The Donut Revolution: The idea of a full return to the office is probably dead
A new world war fought against a virus could have as profound an impact on the American workplace as the last world war fought against fascism. Fueled by the Covid-19 pandemic, office workers in big cities are departing from their familiar workplaces in droves — carving out a donut hole in the central business districts of major metropolises.
The phenomenon, labeled the “Donut Effect”, was first described in a working paper for the National Bureau of Economic Research last year. Co-author economics professor Nicholas Bloom of Stanford University wrote that in the pandemic people have migrated away from dense city centers towards lower density areas on the outskirts of cities — hollowing out the city center and the rise of surrounding suburbs like the shape of a donut.
Professor Bloom asserted in the report that the top 12 cities in America have experienced net population and business outflows amounting to about 15% of pre-pandemic levels. At the same time, Bloom wrote that the surge in work-from-home employees was leading to “dramatically increased rents and home prices in the suburbs.”
While the report was released last year, it’s now taking on new life as more businesses are starting to reveal the upsides of having switched their city offices in favor of the suburbs. EMG Concepts International, a marketing agency with a Fortune 500 client roster, is among those to be reaping the benefits and cost savings of embracing the trend.
EMG, established in 2001, believed a New York City presence was necessary for credibility and to be close to big corporate clients. But to confront Covid-19 the firm built an internal app to expand into new markets without a physical corporate presence.
EMG’s evp Vanessa Barrera said these moves have been a boon to the bottom line. “Operating in the suburbs and/or remotely in select markets can easily represent a 35% savings in overhead costs,” she said.
Barrera credits lower office rents, insurance premiums, maintenance fees, and, in some cases, lower taxes as key factors. “The savings continue to drive our profits margins and allow us to run a more strategic business operation,” she explained.
Millions of Americans had put down roots in major metropolitan areas across the century-long period from the Industrial Revolution through to the post-WWII era. The industrial and technological upheavals that exploded in the U.S. produced an historic first — both population and income soared at the same time.
The growth of modern industry led to massive urbanization and the rise of new great cities, as huge numbers of people migrated from rural communities into urban areas. At the dawn of the 19th Century only about 3% of the world’s population lived in cities. By the year 2001, that figure approached 50%, according to the Population Reference Bureau.

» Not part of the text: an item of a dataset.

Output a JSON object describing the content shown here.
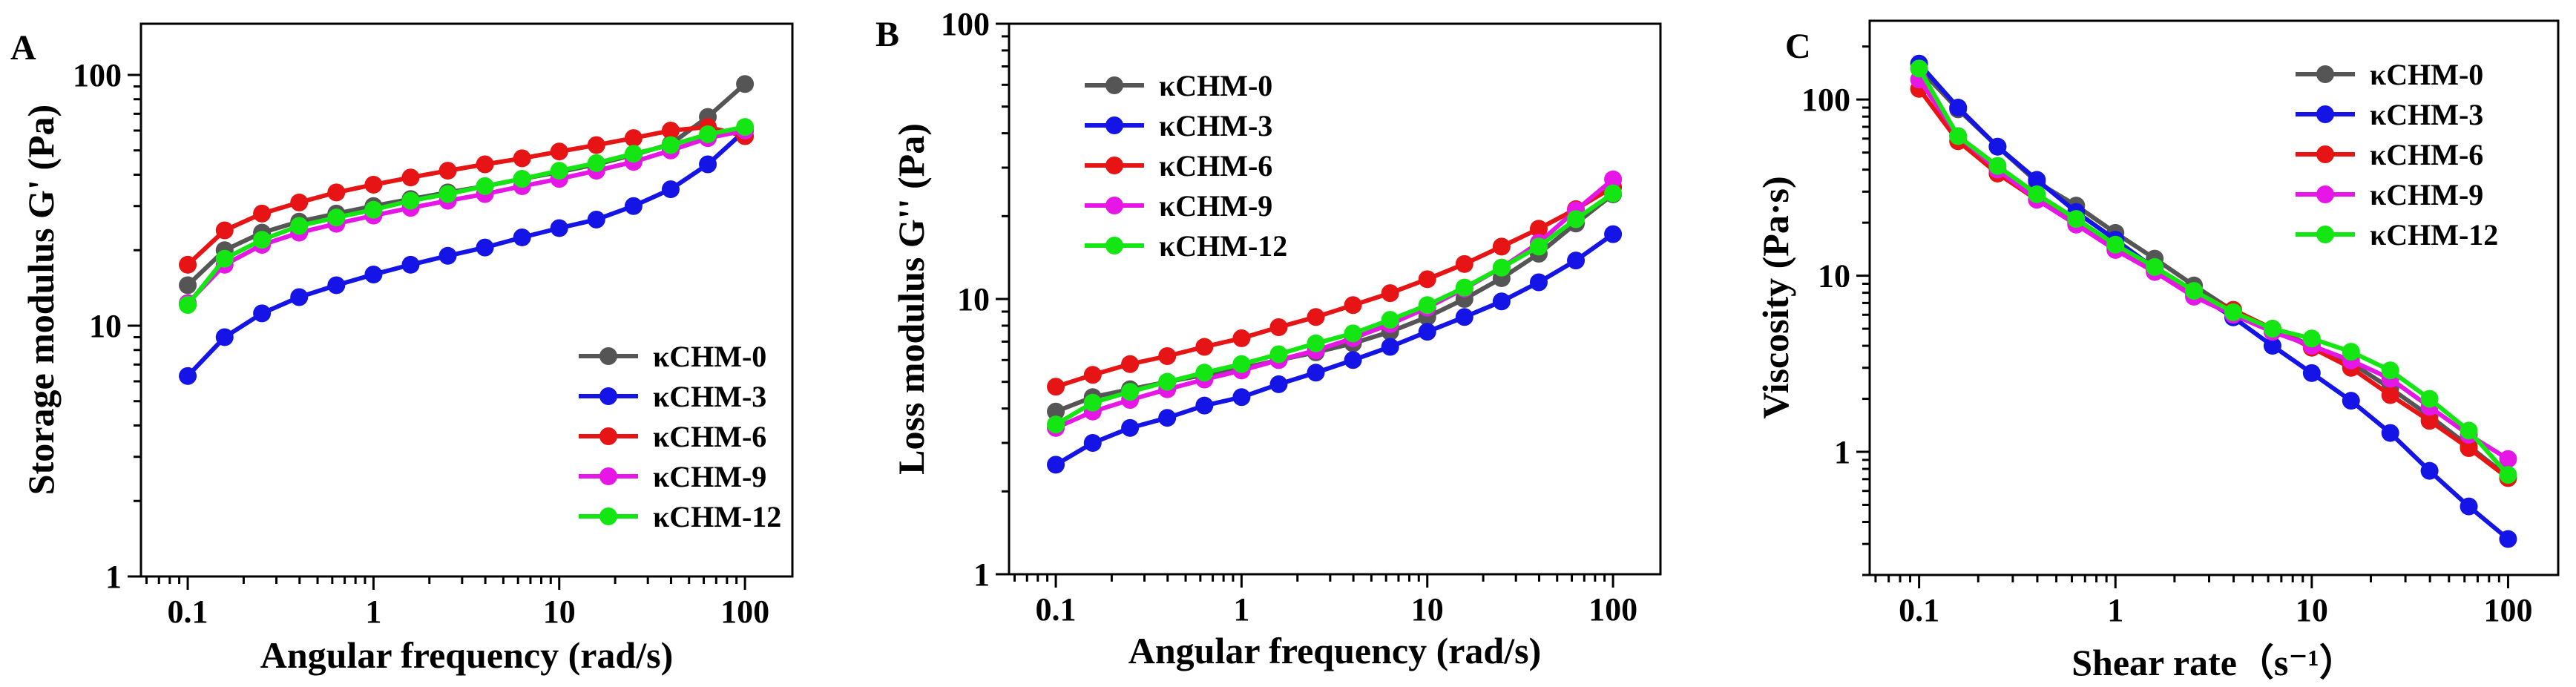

Now, a reversal could be in the offing experts say. Remote work is set to accelerate and become a more permanent fixture of white-collar jobs.
Employment opportunities specified as remote receive 300% more applicants than jobs that are not, according to job site ZipRecruiters’ analysis of the numbers. The company’s labor economist Julie Pollack said: “The most reluctant [employers] to face the new reality are going to experience significant pain to catch up. Many may close barn doors after the horses have bolted.”
“This is an underlying permanent shift that people are not taking seriously enough,” said Marc Cenedella, CEO of the online jobs search service Ladders. “It’s the largest change in American working and living arrangements since World War II. Since people can work from anywhere, they can live anywhere, which will have a fundamental long-term impact on everything.”
Stanford’s Professor Bloom, who has studied working from home for almost 20 years, breaks down the pandemic-influenced categories of U.S. employees into three tiers: 50% who work fully in person; 40% who work a hybrid of home and office; and 10% who are fully remote. He argues that since hybrid employees are typically in the office three days a week, longer commutes from the suburbs are more tolerable. He has long declared that: “The idea of a full return [to the office] is dead.”
If that is the case, the finances of big cities are likely to be upended. In his Donut Effect Study, Bloom also referenced additional 2021 research that showed a potential $10 billion yearly hit on New York City — which he attributed to factors like reduced consumer retail spending, fewer hotel visits and the loss of high earners living in the city.
Before the pandemic, Bloom said the 2.3 million people who commuted to work Manhattan daily, spent an average of $238 a week near their offices.
A New York City Partnership survey in November showed just 28% of Manhattan workers were back at their desks on an average workday.
Meanwhile, the National Bureau of Economic Research estimates that more than one in three jobs in the U.S. could be performed entirely at home right now.